I noticed an interesting juxtaposition upon opening to the business page of the Post-Dispatch last week. On the left side of the page was a column by Martin Van Der Werf touting the more than 2 billion dollars in new investment in Missouri, while on the other side of the page was a story about Gov. Blunt's recent signing of a worker's comp revision that would limit workers access to compensation.
The St. Louis area is on the verge of a construction boom unlike any seen in perhaps two decades, with contracts for a plethora of large projects about to be awarded.

Overall, construction employment hours have been growing at about 5 percent a year, but it is the size of the projects and the number that will be going up simultaneously that are remarkable.

Martin Van Der Werf,
St. Louis Post-Dispatch,
3/31/2005


"Companies that are in Missouri will look at Arkansas and Oklahoma and determine quickly that they can realize real savings in their workers' compensation costs by moving to one of those other states."

Gov. Matt Blunt
3/30/2005

And a quick look back to Gov. Blunt's State of the State speech…
”My budget calls for significant reductions in spending for some state agencies and programs. It demands that state government live within the people's means, with no new job-destroying taxes that harm working families and diminish future economic opportunities.“

”High workers' compensation insurance premiums are costing Missouri jobs. In 2003, premiums increased by 13.8 percent. These premiums detract from an employers' ability to reinvest and grow his or her business and to hire new workers. Some Missouri companies have discovered that they can realize significant workers' compensation savings by moving to a neighboring state.”

Gov. Matt Blunt,
State of the State Address,
January 26, 2005.

These are two of the three big points Republicans use to sell themselves as pro-business and pro-growth. Tax cuts, reduced workers rights and the third, mentioned elsewhere in the State of the State speech, reducing individuals access to courts (via liability lawsuit restrictions).

Yet billions of dollars in business investment do not appear overnight. SLU's research facility has been on the drawing board for years, as well as the $750 million cement plant (which had been held-up for quite some time due to environmental concerns).

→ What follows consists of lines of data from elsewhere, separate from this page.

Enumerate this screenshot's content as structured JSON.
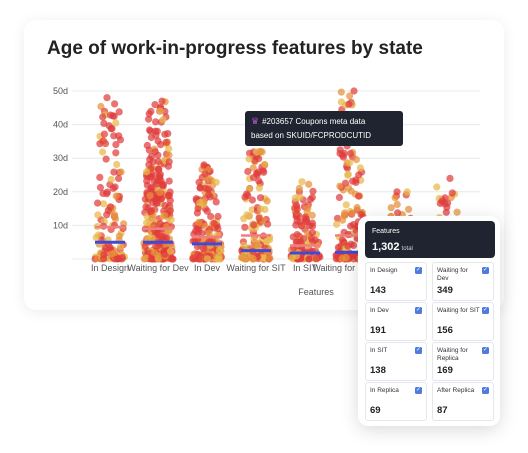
{
  "title": "Age of work-in-progress features by state",
  "tooltip": {
    "icon": "trophy-icon",
    "line1": "#203657  Coupons meta data",
    "line2": "based on SKUID/FCPRODCUTID"
  },
  "panel": {
    "label": "Features",
    "total": "1,302",
    "total_suffix": "total",
    "tiles": [
      {
        "name": "In Design",
        "value": "143",
        "checked": true
      },
      {
        "name": "Waiting for Dev",
        "value": "349",
        "checked": true
      },
      {
        "name": "In Dev",
        "value": "191",
        "checked": true
      },
      {
        "name": "Waiting for SIT",
        "value": "156",
        "checked": true
      },
      {
        "name": "In SIT",
        "value": "138",
        "checked": true
      },
      {
        "name": "Waiting for Replica",
        "value": "169",
        "checked": true
      },
      {
        "name": "In Replica",
        "value": "69",
        "checked": true
      },
      {
        "name": "After Replica",
        "value": "87",
        "checked": true
      }
    ]
  },
  "colors": {
    "point_red": "#e03c3c",
    "point_orange": "#e8923a",
    "point_yellow": "#e8b84a",
    "median": "#3d4bd6",
    "mean": "#f08080"
  },
  "chart_data": {
    "type": "scatter",
    "title": "Age of work-in-progress features by state",
    "xlabel": "Features",
    "ylabel": "",
    "ylim": [
      0,
      50
    ],
    "yticks": [
      "",
      "10d",
      "20d",
      "30d",
      "40d",
      "50d"
    ],
    "categories": [
      "In Design",
      "Waiting for Dev",
      "In Dev",
      "Waiting for SIT",
      "In SIT",
      "Waiting for Replica",
      "In Replica",
      "After Replica"
    ],
    "tick_labels": [
      "In Design",
      "Waiting for Dev",
      "In Dev",
      "Waiting for SIT",
      "In SIT",
      "Waiting for Replica",
      "",
      ""
    ],
    "counts": [
      143,
      349,
      191,
      156,
      138,
      169,
      69,
      87
    ],
    "medians": [
      5,
      5,
      4.5,
      2.5,
      1.8,
      2,
      2,
      2
    ],
    "means": [
      9.5,
      9,
      6.5,
      7,
      4,
      7,
      5,
      5
    ],
    "max_values": [
      48,
      47,
      28,
      32,
      23,
      50,
      20,
      24
    ]
  }
}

If the previous Democrat-controlled governments in Missouri were crushing the future of job growth in Missouri through taxation and litigation, why have businesses been planning on spending billions in Missouri? The St. Louis area alone has seen hundreds and hundreds of millions of dollars in investment despite continuous claims that taxes and red tape are killing growth prospects.

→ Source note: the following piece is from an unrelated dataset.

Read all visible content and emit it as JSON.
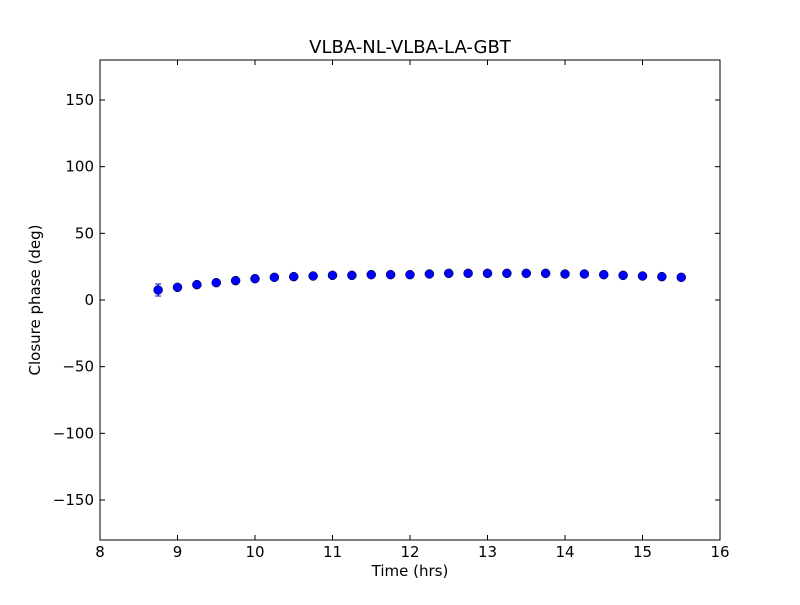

The Republican party changed its anti-tax argument from a moral issue into a business issues during the 1980's. Despite the fact that the U.S. not only has had the lowest tax rate of any industrialized nation, but during the same time period created greater wealth than the world has ever seen. Unreasonable tax burdens are a bad idea in anyone's book, but the taxation bogeyman that Republicans like to trot out to scare people into accepting their other policies (eliminating services that not only help those in need, but also contribute to a better business environment) is nothing more than a smokescreen. Accross the country, states are realizing that they can not function without revenue and even those governors and legislators who pledged fidelity to the anti-tax crusade are realizing the fiscal reality.

Until there can be a more common-sense and economically driven discussion about taxes, the Republicans will continue to cloak their ideology in "tax-relief".